Chapter 34 - Delivering Some Good News to Those in Need
Natsuko didn’t insult Pechorin for saving her this time. Not that she would’ve had time. Frederick’s follow-up attack came a quarter of a second later. Both of them rolled in separate directions as the glowing golden spear pierced the deck where Natsuko’s head had been.
Her eyes darted for the bottle that slipped from her fingers when Pechorin tackled her. She found it rolling towards the edge of the ruined deck.

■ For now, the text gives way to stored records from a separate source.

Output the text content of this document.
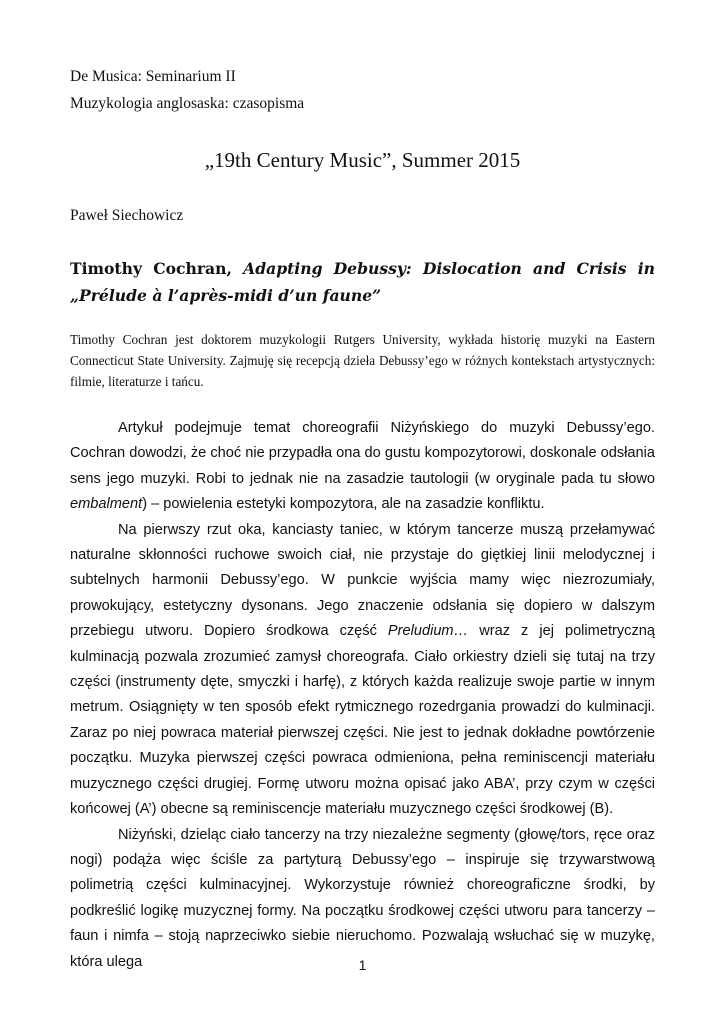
De Musica: Seminarium II
Muzykologia anglosaska: czasopisma
„19th Century Music”, Summer 2015
Paweł Siechowicz
Timothy Cochran, Adapting Debussy: Dislocation and Crisis in „Prélude à l’après-midi d’un faune”
Timothy Cochran jest doktorem muzykologii Rutgers University, wykłada historię muzyki na Eastern Connecticut State University. Zajmuję się recepcją dzieła Debussy’ego w różnych kontekstach artystycznych: filmie, literaturze i tańcu.

Artykuł podejmuje temat choreografii Niżyńskiego do muzyki Debussy’ego. Cochran dowodzi, że choć nie przypadła ona do gustu kompozytorowi, doskonale odsłania sens jego muzyki. Robi to jednak nie na zasadzie tautologii (w oryginale pada tu słowo embalment) – powielenia estetyki kompozytora, ale na zasadzie konfliktu.

Na pierwszy rzut oka, kanciasty taniec, w którym tancerze muszą przełamywać naturalne skłonności ruchowe swoich ciał, nie przystaje do giętkiej linii melodycznej i subtelnych harmonii Debussy’ego. W punkcie wyjścia mamy więc niezrozumiały, prowokujący, estetyczny dysonans. Jego znaczenie odsłania się dopiero w dalszym przebiegu utworu. Dopiero środkowa część Preludium… wraz z jej polimetryczną kulminacją pozwala zrozumieć zamysł choreografa. Ciało orkiestry dzieli się tutaj na trzy części (instrumenty dęte, smyczki i harfę), z których każda realizuje swoje partie w innym metrum. Osiągnięty w ten sposób efekt rytmicznego rozedrgania prowadzi do kulminacji. Zaraz po niej powraca materiał pierwszej części. Nie jest to jednak dokładne powtórzenie początku. Muzyka pierwszej części powraca odmieniona, pełna reminiscencji materiału muzycznego części drugiej. Formę utworu można opisać jako ABA’, przy czym w części końcowej (A’) obecne są reminiscencje materiału muzycznego części środkowej (B).

Niżyński, dzieląc ciało tancerzy na trzy niezależne segmenty (głowę/tors, ręce oraz nogi) podąża więc ściśle za partyturą Debussy’ego – inspiruje się trzywarstwową polimetrią części kulminacyjnej. Wykorzystuje również choreograficzne środki, by podkreślić logikę muzycznej formy. Na początku środkowej części utworu para tancerzy – faun i nimfa – stoją naprzeciwko siebie nieruchomo. Pozwalają wsłuchać się w muzykę, która ulega	1
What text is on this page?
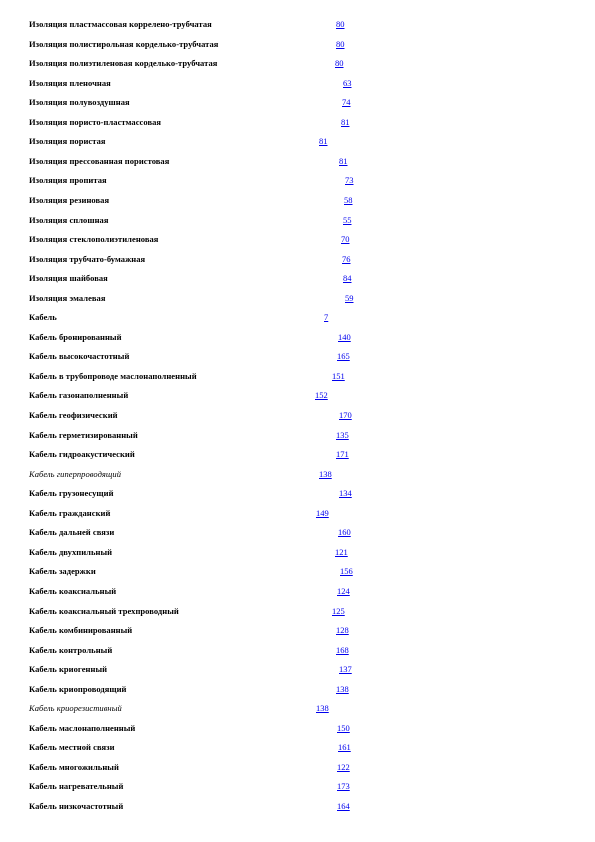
Изоляция пластмассовая коррелено-трубчатая	80
Изоляция полистирольная корделько-трубчатая	80
Изоляция полиэтиленовая корделько-трубчатая	80
Изоляция пленочная	63
Изоляция полувоздушная	74
Изоляция пористо-пластмассовая	81
Изоляция пористая	81
Изоляция прессованная пористовая	81
Изоляция пропитая	73
Изоляция резиновая	58
Изоляция сплошная	55
Изоляция стеклополиэтиленовая	70
Изоляция трубчато-бумажная	76
Изоляция шайбовая	84
Изоляция эмалевая	59
Кабель	7
Кабель бронированный	140
Кабель высокочастотный	165
Кабель в трубопроводе маслонаполненный	151
Кабель газонаполненный	152
Кабель геофизический	170
Кабель герметизированный	135
Кабель гидроакустический	171
Кабель гиперпроводящий	138
Кабель грузонесущий	134
Кабель гражданский	149
Кабель дальней связи	160
Кабель двухпильный	121
Кабель задержки	156
Кабель коаксиальный	124
Кабель коаксиальный трехпроводный	125
Кабель комбинированный	128
Кабель контрольный	168
Кабель криогенный	137
Кабель криопроводящий	138
Кабель криорезистивный	138
Кабель маслонаполненный	150
Кабель местной связи	161
Кабель многожильный	122
Кабель нагревательный	173
Кабель низкочастотный	164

“You’ve always been slow, Pech,” Frederick said with a wide grin. “But gods-damned do you have some good intuition. You, Natsuko? Not so much.”
She scrambled to get to her feet before the lance struck again, but she knew Frederick would be faster than her while using his Desperation Art. Natsuko shut her eyes and waited for the pain.
Two shots rang across the marshes. Two bullets found their marks in Frederick’s chest. The wide grin left his face as he shrugged off the damage.
“You little Yishang toadie! You’d rather preserve this worthless fucking world than help your own, huh?”
A flurry of lance stabs went down towards Pechorin, two finding their way into his chest, though the damage dealt was reduced by both attacker and defender being Metal Elementals. The gatling lance thrusts happened in the span of a few seconds, but that was all Natsuko needed to set off a Fire Gale from her palms, rocketing her back onto her feet.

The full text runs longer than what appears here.